Dan Walters

By Dan Walters
April 26, 2016 – 3:50 PM

  • 34 Californians running for U.S. Senate this year
  • Which two will finish 1-2 in primary and face each other?
  • Monday’s debate among five candidates left Sanchez still standing

Barbara Boxer’s decision to retire has inspired 34 men and women to seek her U.S. Senate seat this year.

The two with the most votes on June 7 will face each other in November, in what may be the first major statewide test for the top-two primary system.

Mathematically, that means there are more than 500 potential November matchups – but only one matters.

Attorney General Kamala Harris will be one of the two finalists, most likely leading the parade. She has the name, the office, the money and the backing of the state Democratic Party.

The question is which of the other 33 hopefuls will emerge from the pack six weeks hence, a question that remains unanswered after Harris and the four others who register in the polls took part in a “debate” Monday night in Stockton.

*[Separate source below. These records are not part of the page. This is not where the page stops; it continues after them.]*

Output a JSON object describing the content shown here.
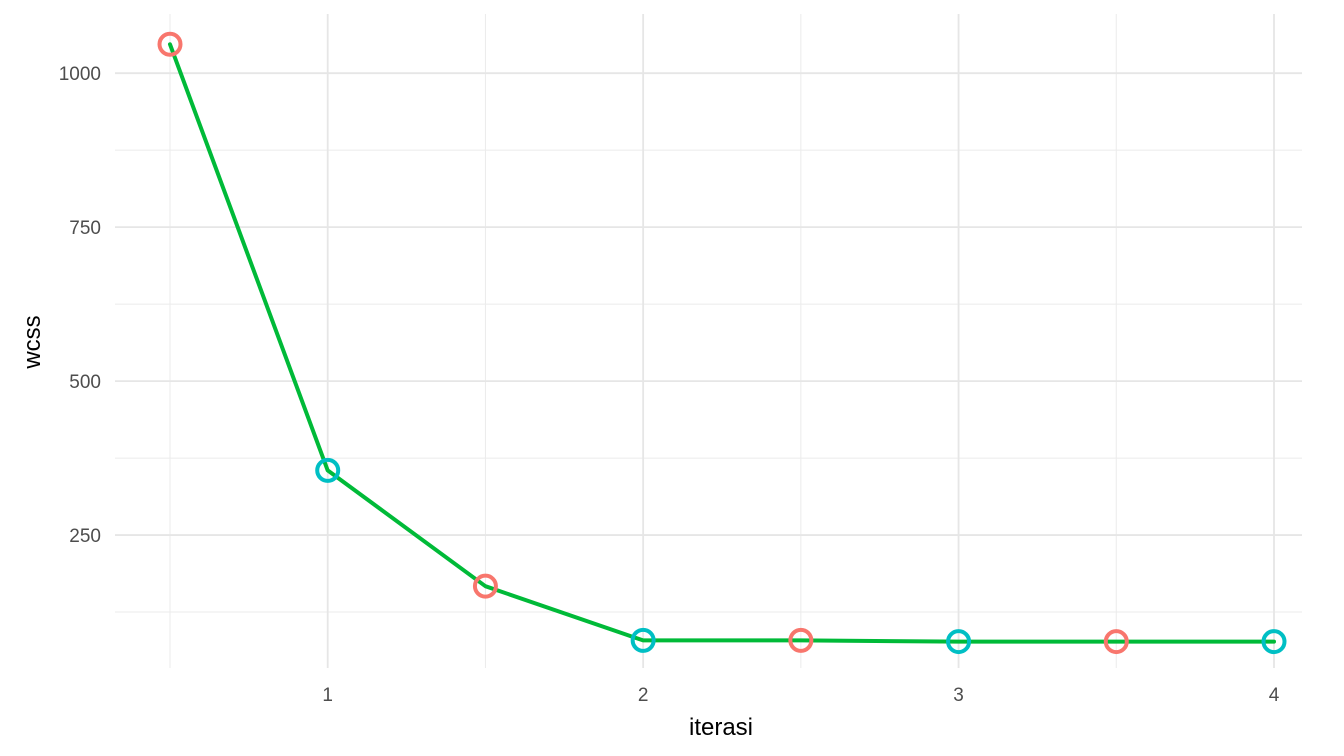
{
  "chart_data": {
    "type": "line",
    "title": "",
    "xlabel": "iterasi",
    "ylabel": "wcss",
    "xlim": [
      0.5,
      4.0
    ],
    "ylim": [
      20,
      1095
    ],
    "x_ticks": [
      1,
      2,
      3,
      4
    ],
    "x_tick_labels": [
      "1",
      "2",
      "3",
      "4"
    ],
    "y_ticks": [
      250,
      500,
      750,
      1000
    ],
    "y_tick_labels": [
      "250",
      "500",
      "750",
      "1000"
    ],
    "x_minor_ticks": [
      0.5,
      1.5,
      2.5,
      3.5
    ],
    "y_minor_ticks": [
      125,
      375,
      625,
      875
    ],
    "grid": true,
    "line_color": "#00BA38",
    "series": [
      {
        "values": [
          {
            "x": 0.5,
            "y": 1047,
            "group": "A"
          },
          {
            "x": 1.0,
            "y": 355,
            "group": "B"
          },
          {
            "x": 1.5,
            "y": 167,
            "group": "A"
          },
          {
            "x": 2.0,
            "y": 79,
            "group": "B"
          },
          {
            "x": 2.5,
            "y": 79,
            "group": "A"
          },
          {
            "x": 3.0,
            "y": 77,
            "group": "B"
          },
          {
            "x": 3.5,
            "y": 77,
            "group": "A"
          },
          {
            "x": 4.0,
            "y": 77,
            "group": "B"
          }
        ]
      }
    ],
    "point_colors": {
      "A": "#F8766D",
      "B": "#00BFC4"
    }
  }
}
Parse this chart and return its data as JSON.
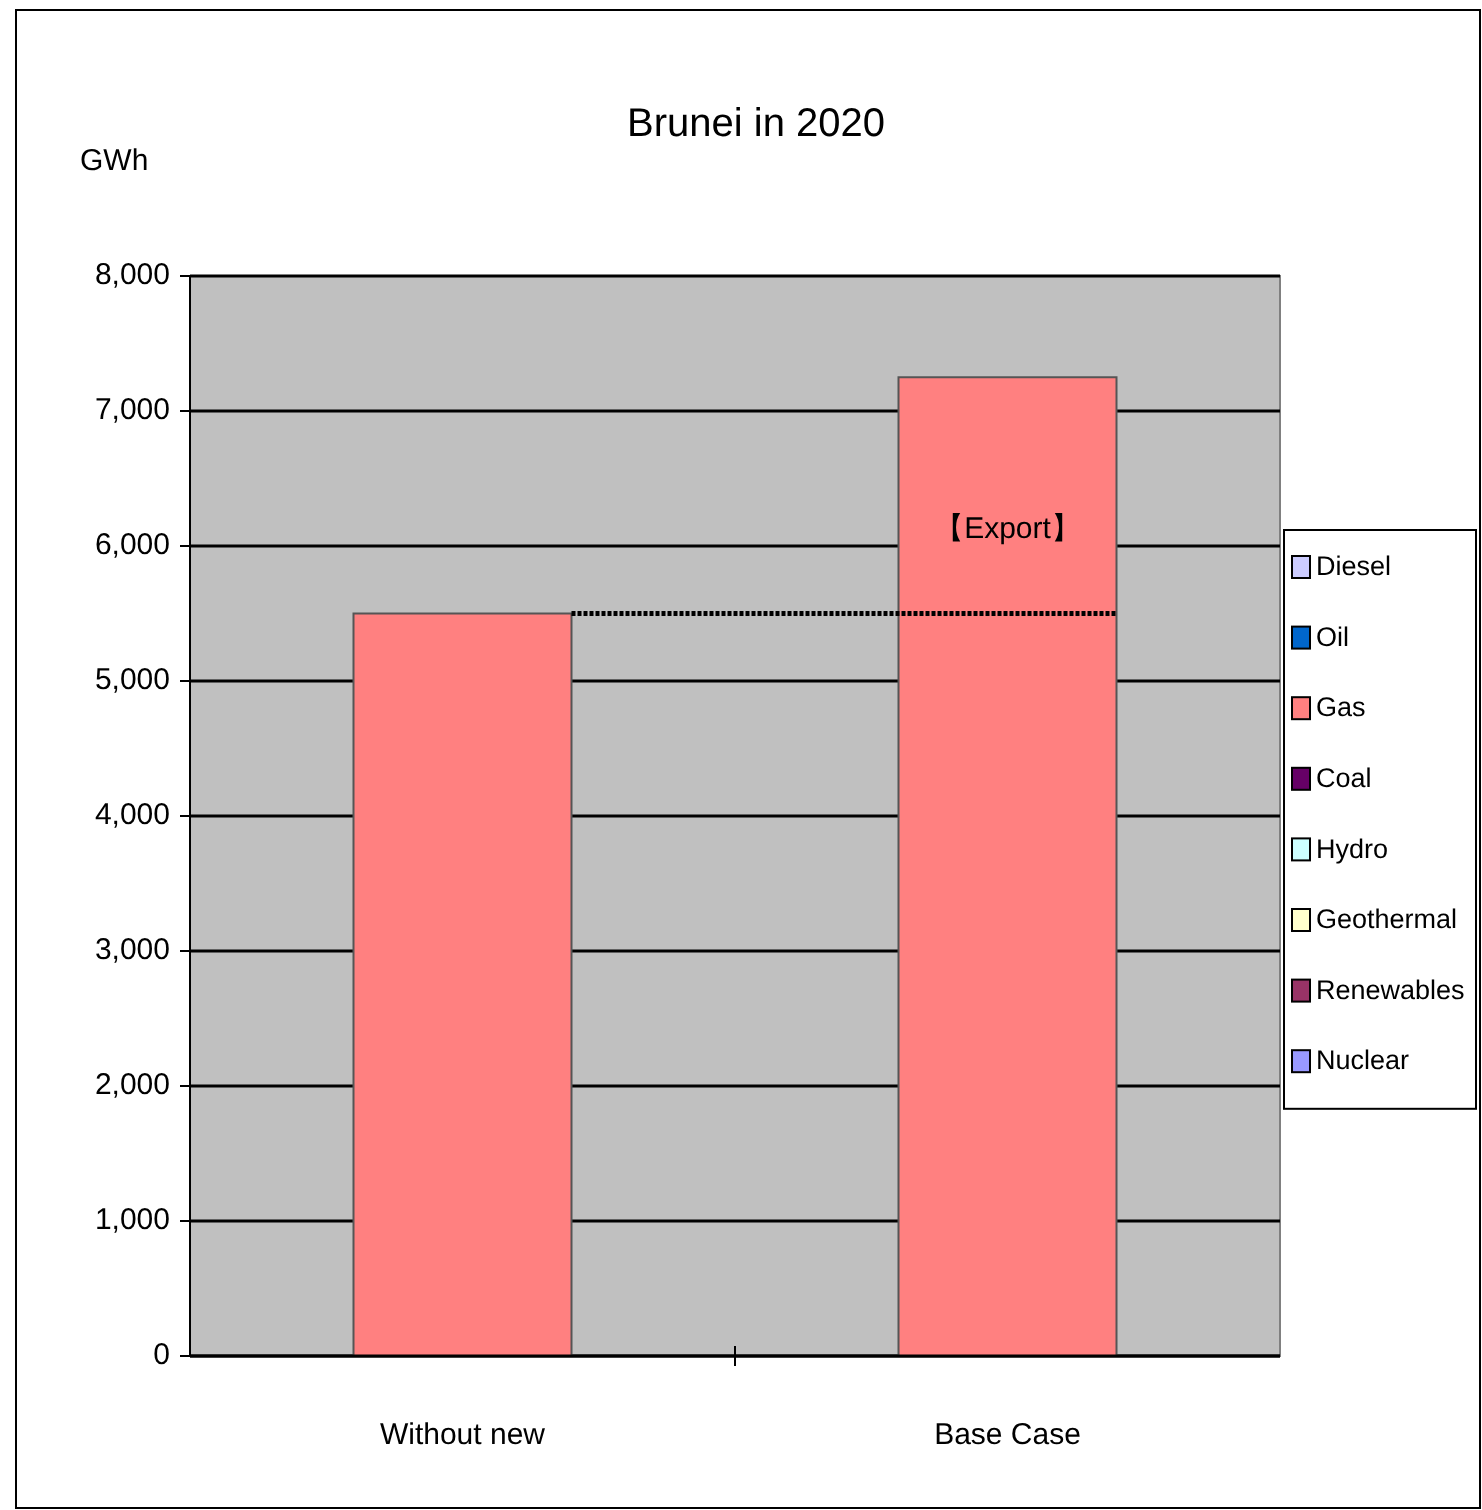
{
  "chart_data": {
    "type": "bar",
    "title": "Brunei in 2020",
    "ylabel": "GWh",
    "categories": [
      "Without new",
      "Base Case"
    ],
    "stacked": true,
    "series": [
      {
        "name": "Diesel",
        "color": "#ccccff",
        "values": [
          0,
          0
        ]
      },
      {
        "name": "Oil",
        "color": "#0066cc",
        "values": [
          0,
          0
        ]
      },
      {
        "name": "Gas",
        "color": "#ff8080",
        "values": [
          5500,
          7250
        ]
      },
      {
        "name": "Coal",
        "color": "#660066",
        "values": [
          0,
          0
        ]
      },
      {
        "name": "Hydro",
        "color": "#ccffff",
        "values": [
          0,
          0
        ]
      },
      {
        "name": "Geothermal",
        "color": "#ffffcc",
        "values": [
          0,
          0
        ]
      },
      {
        "name": "Renewables",
        "color": "#993366",
        "values": [
          0,
          0
        ]
      },
      {
        "name": "Nuclear",
        "color": "#9999ff",
        "values": [
          0,
          0
        ]
      }
    ],
    "ylim": [
      0,
      8000
    ],
    "yticks": [
      {
        "value": 0,
        "label": "0"
      },
      {
        "value": 1000,
        "label": "1,000"
      },
      {
        "value": 2000,
        "label": "2,000"
      },
      {
        "value": 3000,
        "label": "3,000"
      },
      {
        "value": 4000,
        "label": "4,000"
      },
      {
        "value": 5000,
        "label": "5,000"
      },
      {
        "value": 6000,
        "label": "6,000"
      },
      {
        "value": 7000,
        "label": "7,000"
      },
      {
        "value": 8000,
        "label": "8,000"
      }
    ],
    "grid": "y",
    "legend": "right",
    "ref_lines": [
      {
        "axis": "y",
        "value": 5500,
        "line_style": "dotted",
        "color": "#000000"
      }
    ],
    "annotations": [
      "【Export】"
    ]
  }
}
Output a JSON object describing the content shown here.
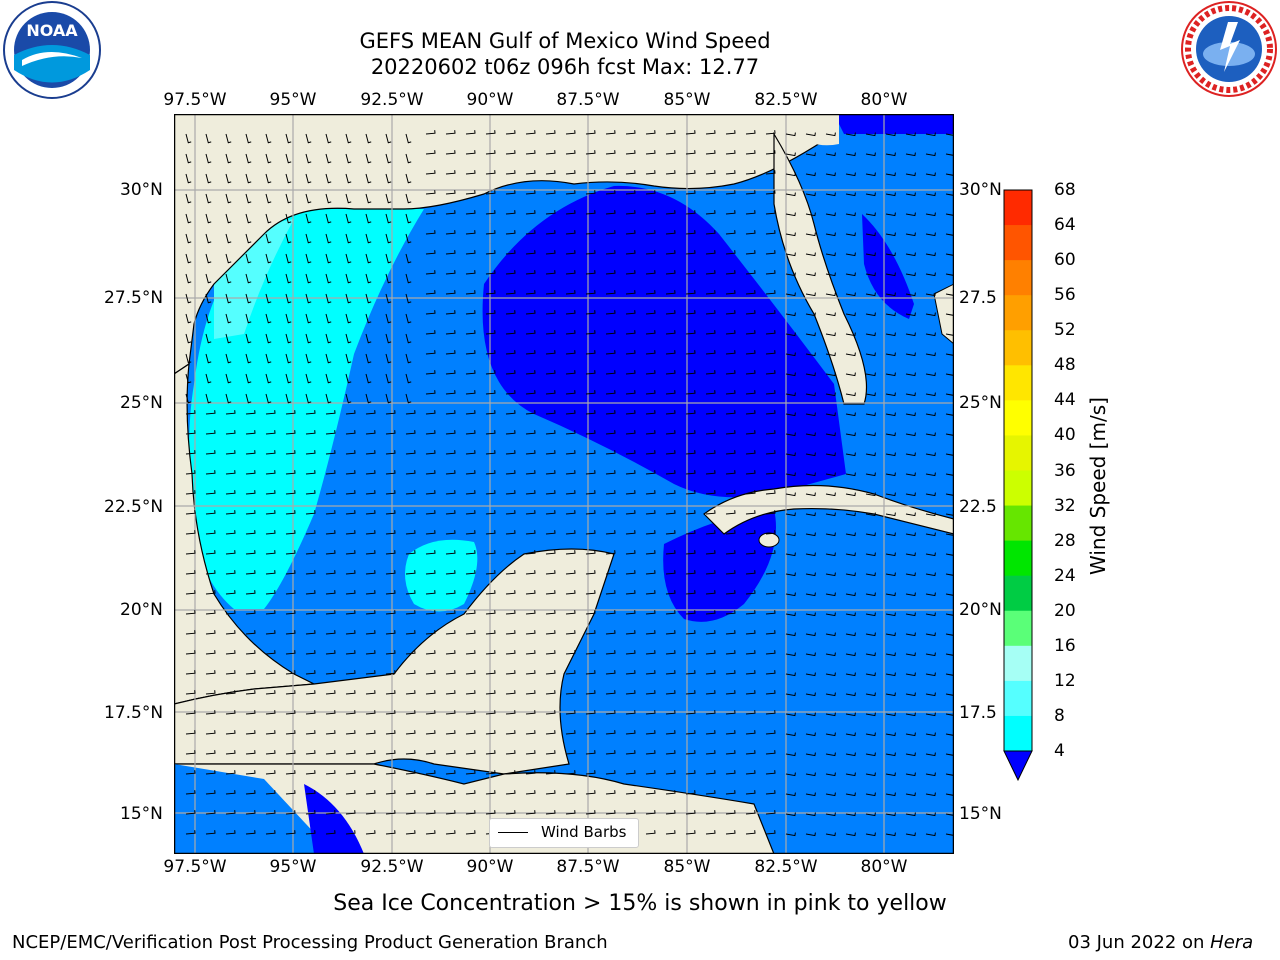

As the quotation marks imply, it really wasn’t a debate. It was more like a joint press conference as Harris and the four others responded to questions posed by two journalists with very, very little verbal conflict, or even interaction.

Harris’ aides boasted afterward that she won because no one laid a rhetorical glove on her. And that’s quite true, as far as it goes. But the “debate” – with those pesky quotation marks again – wasn’t about Harris; everyone knows she is going to make the runoff.

It’s was mostly about fellow Democrat Loretta Sanchez, an Orange County congresswoman who runs a surprisingly close second to Harris in the most recent polling.

She should have been the target for both Harris and the three Republicans – Harris because Sanchez represents her only realistic threat, and the Republicans because one of them must best Sanchez on June 7 to make the runoff.